By and large, food and beverage companies invest inadequately in information security. Sure, they have their IT guy, who says everything is safe and secure. Most of the time, however, that IT guy’s area of expertise isn’t in information security, and there’s not enough money in the budget to employ someone who is.
Information security is one of the biggest risks facing food and beverage companies today—even if many don’t realize it. Here are a few of the risks as well as strategies to combat them.
Risky businessCompanies who don’t invest in information security are leaving themselves exposed to a variety of threats:
- Customer/employee/supplier data vulnerability.
In many cases, companies have legal obligations to the affected parties if it appears they’ve been negligent in protecting that data, whether social security numbers, bank account numbers, or other sensitive data.
- Intellectual property vulnerability.
Cyber espionage is one of the top security threats facing food and beverage companies. Recipes can be stolen, and competitive pricing can be obtained. In the M&A world, it’s common for competitors—especially those based internationally—to hire a hacker to “research” competitors. An individual will access competitor systems, take a look around, and get an understanding of what’s best-in-class to determine if they’re making the right investment.
- System compromise.
Many companies don’t have the technological capabilities to even identify when they’re being hacked. In those circumstances when it becomes obvious a hack has occurred (a denial of service attack on a webpage has occurred or the operating systems have been disabled), there’s no incident response program in place to help them respond to these issues. Recovering from a cyberattack can take companies weeks; sometimes, the resulting impact plagues companies for months, even years.
And then there’s the cloud.
Cloudy with a chance of turmoil
The cloud can be great for companies that don’t want the burden managing its IT function. It can also be very, very bad.
Why? Because you’re transferring risk. You’re putting your customers, trade secrets and business in the hands of a third party. It’s critical to really assess the information you’re putting in the cloud; for example, do you really want proprietary or client information there? Just because client information is stored with a third party, that doesn’t mean it’s no longer your responsibility. If you’re going to use the cloud, it’s critical to look closely at service-level agreements and contracts. If there’s a breach, how and how quickly will it be reported? (Often times these agreements don’t include this information, which means the cloud provider is under no obligation to report breaches to its customers.) What’s the provider’s obligations for up time? (If they guarantee up time of 99 percent, for example, that could still mean you’ll be facing downtime on a monthly basis.) What kind of security controls are in place, and who is liable if there’s a breach? (100 percent of the time, it’s still you.)
Where to start
It starts with a cultural shift—thinking about information security as a business issue, not an IT issue, and becoming more security focused. This will be a major undertaking for many food and beverage companies who continue to believe, “It won’t happen to me,” or, “My IT guy told me we are safe.”
The fact that it hasn’t happened yet is great—all the reason to make the appropriate investments now before security does become a problem.
Here are a few tips:
- Ensure networks are properly segregated to protect sensitive or critical areas of the company. Most companies have a two-tiered network: external and internal. In best-in-class organizations, those networks are further segregated to ensure only individuals who need access to particular information is granted it.

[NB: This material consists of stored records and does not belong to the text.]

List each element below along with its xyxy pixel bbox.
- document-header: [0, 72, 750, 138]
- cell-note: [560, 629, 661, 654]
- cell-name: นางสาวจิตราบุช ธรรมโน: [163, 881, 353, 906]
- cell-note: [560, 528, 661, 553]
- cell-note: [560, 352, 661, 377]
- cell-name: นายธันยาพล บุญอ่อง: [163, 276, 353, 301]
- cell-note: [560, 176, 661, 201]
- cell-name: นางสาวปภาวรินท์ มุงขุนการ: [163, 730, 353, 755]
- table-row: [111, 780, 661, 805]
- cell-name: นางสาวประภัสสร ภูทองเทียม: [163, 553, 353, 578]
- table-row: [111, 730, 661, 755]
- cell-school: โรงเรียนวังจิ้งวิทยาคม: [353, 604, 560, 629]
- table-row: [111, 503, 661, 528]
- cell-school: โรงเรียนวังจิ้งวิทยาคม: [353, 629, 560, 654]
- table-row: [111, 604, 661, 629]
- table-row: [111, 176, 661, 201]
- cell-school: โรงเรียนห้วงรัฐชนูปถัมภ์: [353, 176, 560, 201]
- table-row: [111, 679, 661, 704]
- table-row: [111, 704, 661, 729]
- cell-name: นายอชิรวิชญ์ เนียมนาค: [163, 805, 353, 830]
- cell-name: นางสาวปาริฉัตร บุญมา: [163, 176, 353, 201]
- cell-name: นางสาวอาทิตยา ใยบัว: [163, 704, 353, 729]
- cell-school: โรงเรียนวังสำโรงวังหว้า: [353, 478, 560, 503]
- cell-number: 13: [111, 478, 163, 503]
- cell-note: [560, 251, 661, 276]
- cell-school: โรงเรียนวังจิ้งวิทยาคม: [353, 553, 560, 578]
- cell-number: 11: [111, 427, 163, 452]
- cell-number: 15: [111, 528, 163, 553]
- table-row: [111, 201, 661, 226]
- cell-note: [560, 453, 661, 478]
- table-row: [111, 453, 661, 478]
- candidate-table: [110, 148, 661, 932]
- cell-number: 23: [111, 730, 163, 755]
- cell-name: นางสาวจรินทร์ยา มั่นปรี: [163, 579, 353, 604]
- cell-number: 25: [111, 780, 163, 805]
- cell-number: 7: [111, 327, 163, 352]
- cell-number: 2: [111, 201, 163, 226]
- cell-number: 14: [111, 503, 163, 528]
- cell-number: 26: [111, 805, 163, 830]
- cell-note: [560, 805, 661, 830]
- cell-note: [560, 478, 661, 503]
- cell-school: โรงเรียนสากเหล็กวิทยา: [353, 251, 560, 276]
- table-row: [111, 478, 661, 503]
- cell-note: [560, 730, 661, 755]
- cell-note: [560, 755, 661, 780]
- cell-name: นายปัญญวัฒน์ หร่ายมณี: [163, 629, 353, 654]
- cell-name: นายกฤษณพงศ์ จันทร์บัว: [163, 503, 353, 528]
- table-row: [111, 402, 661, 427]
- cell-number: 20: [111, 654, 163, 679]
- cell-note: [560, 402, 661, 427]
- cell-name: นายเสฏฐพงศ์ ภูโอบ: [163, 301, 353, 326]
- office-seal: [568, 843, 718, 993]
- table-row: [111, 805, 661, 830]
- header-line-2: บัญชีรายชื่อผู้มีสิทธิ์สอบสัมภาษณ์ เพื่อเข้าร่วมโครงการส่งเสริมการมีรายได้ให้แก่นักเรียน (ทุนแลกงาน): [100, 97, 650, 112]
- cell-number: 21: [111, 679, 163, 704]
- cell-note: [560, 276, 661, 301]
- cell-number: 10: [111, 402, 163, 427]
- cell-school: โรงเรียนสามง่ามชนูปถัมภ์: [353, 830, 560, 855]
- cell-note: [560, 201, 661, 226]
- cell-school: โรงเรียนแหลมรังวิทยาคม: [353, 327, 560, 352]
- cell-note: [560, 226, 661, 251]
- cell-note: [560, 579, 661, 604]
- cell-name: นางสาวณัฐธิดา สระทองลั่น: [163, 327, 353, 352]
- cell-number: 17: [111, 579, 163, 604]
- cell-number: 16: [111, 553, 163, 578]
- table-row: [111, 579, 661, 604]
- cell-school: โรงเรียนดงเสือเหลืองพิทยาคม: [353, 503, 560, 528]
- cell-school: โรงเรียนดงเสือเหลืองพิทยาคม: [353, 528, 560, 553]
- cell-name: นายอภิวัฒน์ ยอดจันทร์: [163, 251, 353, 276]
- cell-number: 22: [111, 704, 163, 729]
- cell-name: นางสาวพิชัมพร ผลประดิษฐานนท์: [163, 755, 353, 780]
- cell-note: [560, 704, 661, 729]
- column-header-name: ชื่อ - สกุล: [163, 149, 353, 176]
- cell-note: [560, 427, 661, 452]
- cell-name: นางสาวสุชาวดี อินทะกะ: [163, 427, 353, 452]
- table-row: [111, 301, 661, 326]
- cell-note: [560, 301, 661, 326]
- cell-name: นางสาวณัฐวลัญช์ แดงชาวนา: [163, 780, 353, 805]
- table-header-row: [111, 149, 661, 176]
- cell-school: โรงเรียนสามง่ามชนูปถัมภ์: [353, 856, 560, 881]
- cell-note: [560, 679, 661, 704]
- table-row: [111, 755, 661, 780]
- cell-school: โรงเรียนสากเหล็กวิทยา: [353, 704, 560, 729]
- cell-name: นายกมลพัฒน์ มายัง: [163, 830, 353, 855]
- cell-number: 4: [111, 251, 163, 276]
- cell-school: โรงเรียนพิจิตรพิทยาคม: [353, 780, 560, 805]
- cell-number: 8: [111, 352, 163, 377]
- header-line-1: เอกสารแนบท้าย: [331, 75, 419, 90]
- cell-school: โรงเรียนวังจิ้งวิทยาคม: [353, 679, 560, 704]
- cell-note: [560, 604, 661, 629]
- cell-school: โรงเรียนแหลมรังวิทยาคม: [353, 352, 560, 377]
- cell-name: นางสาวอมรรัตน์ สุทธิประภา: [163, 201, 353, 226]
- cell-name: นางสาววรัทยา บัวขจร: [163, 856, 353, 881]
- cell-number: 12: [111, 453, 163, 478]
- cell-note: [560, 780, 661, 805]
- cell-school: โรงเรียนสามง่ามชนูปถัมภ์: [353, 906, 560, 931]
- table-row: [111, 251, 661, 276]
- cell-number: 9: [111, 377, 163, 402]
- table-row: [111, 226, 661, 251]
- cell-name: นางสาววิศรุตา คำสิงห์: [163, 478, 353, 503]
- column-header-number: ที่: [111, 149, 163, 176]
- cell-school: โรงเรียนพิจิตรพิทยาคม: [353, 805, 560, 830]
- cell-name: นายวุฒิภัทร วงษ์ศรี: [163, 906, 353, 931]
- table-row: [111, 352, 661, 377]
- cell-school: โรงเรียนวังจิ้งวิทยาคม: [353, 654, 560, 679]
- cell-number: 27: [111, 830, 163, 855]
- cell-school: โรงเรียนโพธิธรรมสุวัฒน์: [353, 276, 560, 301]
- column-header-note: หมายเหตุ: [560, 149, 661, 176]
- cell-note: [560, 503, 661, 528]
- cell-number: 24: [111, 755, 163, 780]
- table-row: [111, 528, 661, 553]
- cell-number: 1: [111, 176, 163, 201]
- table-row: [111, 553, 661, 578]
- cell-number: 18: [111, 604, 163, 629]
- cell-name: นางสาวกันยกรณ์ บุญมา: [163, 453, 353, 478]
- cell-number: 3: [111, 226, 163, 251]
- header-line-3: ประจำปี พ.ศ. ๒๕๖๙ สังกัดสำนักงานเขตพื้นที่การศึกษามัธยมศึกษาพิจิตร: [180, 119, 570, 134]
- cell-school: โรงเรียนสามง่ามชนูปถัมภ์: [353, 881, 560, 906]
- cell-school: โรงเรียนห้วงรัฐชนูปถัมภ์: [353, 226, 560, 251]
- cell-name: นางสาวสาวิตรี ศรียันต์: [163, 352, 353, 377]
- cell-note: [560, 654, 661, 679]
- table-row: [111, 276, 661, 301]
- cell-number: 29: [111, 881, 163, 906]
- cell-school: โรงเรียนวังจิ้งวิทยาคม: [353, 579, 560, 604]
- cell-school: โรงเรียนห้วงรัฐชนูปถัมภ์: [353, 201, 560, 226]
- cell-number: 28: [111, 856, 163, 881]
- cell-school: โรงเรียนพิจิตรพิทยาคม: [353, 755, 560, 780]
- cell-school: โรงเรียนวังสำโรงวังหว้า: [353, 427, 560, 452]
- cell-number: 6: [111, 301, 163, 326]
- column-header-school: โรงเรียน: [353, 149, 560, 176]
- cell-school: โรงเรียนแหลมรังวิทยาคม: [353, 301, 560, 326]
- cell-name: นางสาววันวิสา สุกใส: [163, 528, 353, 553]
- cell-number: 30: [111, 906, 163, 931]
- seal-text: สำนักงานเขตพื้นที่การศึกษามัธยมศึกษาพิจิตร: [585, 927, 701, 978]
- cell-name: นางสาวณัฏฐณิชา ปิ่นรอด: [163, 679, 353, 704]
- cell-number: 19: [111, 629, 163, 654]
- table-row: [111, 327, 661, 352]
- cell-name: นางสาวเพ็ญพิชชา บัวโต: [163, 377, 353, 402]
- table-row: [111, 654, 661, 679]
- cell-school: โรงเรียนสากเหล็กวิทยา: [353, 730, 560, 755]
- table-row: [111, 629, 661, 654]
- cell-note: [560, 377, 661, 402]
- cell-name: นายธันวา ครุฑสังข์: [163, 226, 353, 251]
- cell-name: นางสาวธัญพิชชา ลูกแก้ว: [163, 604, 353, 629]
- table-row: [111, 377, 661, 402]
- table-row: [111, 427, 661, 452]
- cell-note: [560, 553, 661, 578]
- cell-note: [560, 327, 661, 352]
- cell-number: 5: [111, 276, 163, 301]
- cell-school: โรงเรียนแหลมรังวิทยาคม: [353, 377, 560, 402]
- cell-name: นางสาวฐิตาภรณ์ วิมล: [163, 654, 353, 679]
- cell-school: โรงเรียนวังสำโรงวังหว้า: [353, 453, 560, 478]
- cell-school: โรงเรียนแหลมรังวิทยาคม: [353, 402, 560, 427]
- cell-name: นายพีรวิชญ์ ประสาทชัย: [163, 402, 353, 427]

- Conduct user awareness training. Your people are your greatest asset, but when it comes to information security, they’re also your weakest link. Hackers typically access organizations through their people. If your staff are unaware of their responsibilities around protecting your company and its confidential information, they will make mistakes more frequently than if they’ve been trained.
- Learn what your company is doing—and may still need to do—to assess the real risks and protect your invaluable information assets. Consider how you assess your people, processes, and technologies related to information security.
It can happen to you
According to the Ponemon Institute, which conducts independent research on privacy, data protection, and information security policy, 43 percent of companies experienced some type of breach in 2014. 43 percent! And that number is only increasing.
We know budgets are lean, but information security is critically important to the future success of your company.